Murder Weapon of Leadership

How many emails do you get in one day?  How many minutes do you spend reading each email?  How many emails do you write each day?  How long do you spend writing them?

Let’s do some simple math.  If you read and write about 100 emails each day and spend an average of three minutes on each one you have just used 5 hours of your work day sitting in front of a computer screen and not really accomplishing anything.  At best, you have delegated work and maybe put out a few fires.

Email is killing leadership by keeping leaders from interacting with and inspiring people.  It is hard to show enthusiasm in an email and the message can be lost.  If we want to delegate work, we should take the time to show others how important it is and make sure they understand the need for the work.  This is best done with interaction and two-way conversation.

Emails disconnect us from the real world and the problems that our people are facing on a daily basis.  How can we be expected to connect with others in a meaningful way?  We all take classes on how to be a better communicator and email is one of the worst ways to communicate, yet we default to this tool regularly.

You can’t lead from your chair!

Get out.  See the world.  Visit with your neighbors.  Show support.  Ask stupid questions.  Shake hands.  These are little things that create lasting impressions.  It is better to interact personally whenever you can.  Take the time to do it.

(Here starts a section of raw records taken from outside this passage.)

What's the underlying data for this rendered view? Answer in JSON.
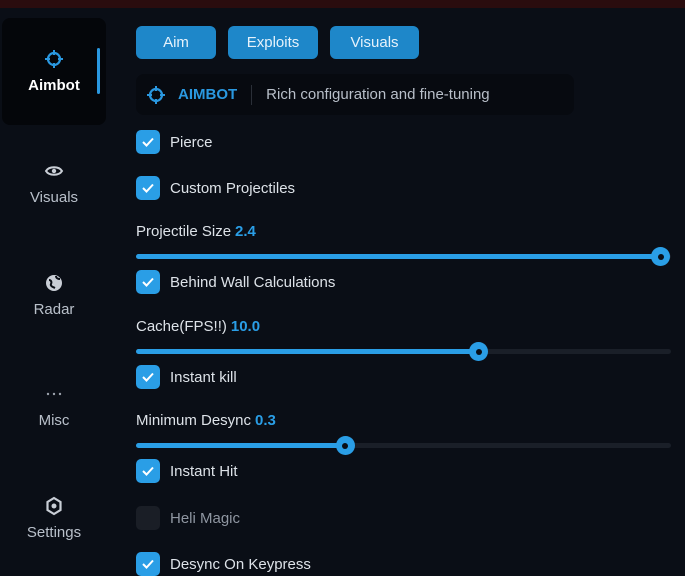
{
  "sidebar": {
    "items": [
      {
        "label": "Aimbot",
        "icon": "crosshair-icon",
        "active": true
      },
      {
        "label": "Visuals",
        "icon": "eye-icon"
      },
      {
        "label": "Radar",
        "icon": "globe-icon"
      },
      {
        "label": "Misc",
        "icon": "ellipsis-icon"
      },
      {
        "label": "Settings",
        "icon": "gear-icon"
      }
    ]
  },
  "tabs": [
    "Aim",
    "Exploits",
    "Visuals"
  ],
  "header": {
    "title": "AIMBOT",
    "description": "Rich configuration and fine-tuning",
    "icon": "crosshair-icon"
  },
  "controls": {
    "pierce": {
      "label": "Pierce",
      "checked": true
    },
    "custom_projectiles": {
      "label": "Custom Projectiles",
      "checked": true
    },
    "projectile_size": {
      "label": "Projectile Size",
      "value": "2.4",
      "fill": 0.98
    },
    "behind_wall": {
      "label": "Behind Wall Calculations",
      "checked": true
    },
    "cache": {
      "label": "Cache(FPS!!)",
      "value": "10.0",
      "fill": 0.64
    },
    "instant_kill": {
      "label": "Instant kill",
      "checked": true
    },
    "min_desync": {
      "label": "Minimum Desync",
      "value": "0.3",
      "fill": 0.39
    },
    "instant_hit": {
      "label": "Instant Hit",
      "checked": true
    },
    "heli_magic": {
      "label": "Heli Magic",
      "checked": false
    },
    "desync_keypress": {
      "label": "Desync On Keypress",
      "checked": true
    }
  },
  "colors": {
    "accent": "#2a9ee6",
    "background": "#0a0e16"
  }
}
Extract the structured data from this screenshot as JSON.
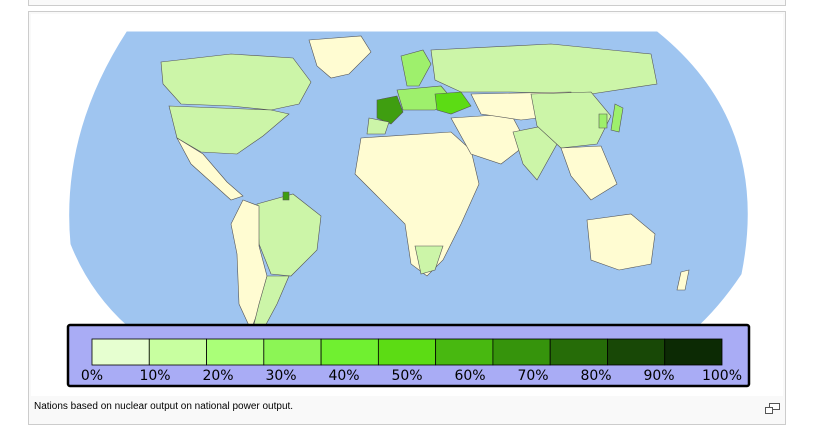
{
  "caption": {
    "text": "Nations based on nuclear output on national power output."
  },
  "legend": {
    "labels": [
      "0%",
      "10%",
      "20%",
      "30%",
      "40%",
      "50%",
      "60%",
      "70%",
      "80%",
      "90%",
      "100%"
    ],
    "colors": [
      "#e6ffd0",
      "#c8ffa0",
      "#aaff78",
      "#8cf555",
      "#70f030",
      "#5cdc14",
      "#48b810",
      "#36940c",
      "#266c08",
      "#184806",
      "#0c2a04"
    ]
  },
  "map_colors": {
    "ocean": "#9fc5f0",
    "no_nuclear": "#fffcd2",
    "low_share": "#ccf5a8",
    "mid_share": "#9ef06c",
    "high_share": "#5cdc14",
    "france": "#3f9e10",
    "border": "#555555",
    "legend_bg": "#a9acf5"
  },
  "magnify_icon": "magnify-clip-icon"
}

But how can you stop the barrage of emails that hit your screen every day?  Here are a few tips:

  1. Dedicate a certain amount of time to emails every day and stick to it.  If you start with taking a 1-hour block of time in the morning and another in the evening you will be able to answer emails effectively.
  2. Let people know they should come and talk to you if the topic is critical.  If it is important enough they will do that anyway.  A phone call is preferable to an email.
  3. Respond to emails asking that others anticipate no better than a 24-hour (12-hour, 8-hour, whatever works) response time.  You can use an auto-respond function like you do for vacations, thanking people for their email and letting them know they can expect a response in 24-hours.
  4. Expect the same from others.  Don’t expect immediate replies to your emails.  Use personal communication whenever you can and use emails as only an informative tool.
  5. Lose the CYA attitude!  Come on…we are all adults here and no one is going to lose their job because they didn’t send an email!  Work on building trust, not protecting your rear.

What are some other tips to manage emails you have found useful?

What other murder weapons of leadership are in your life?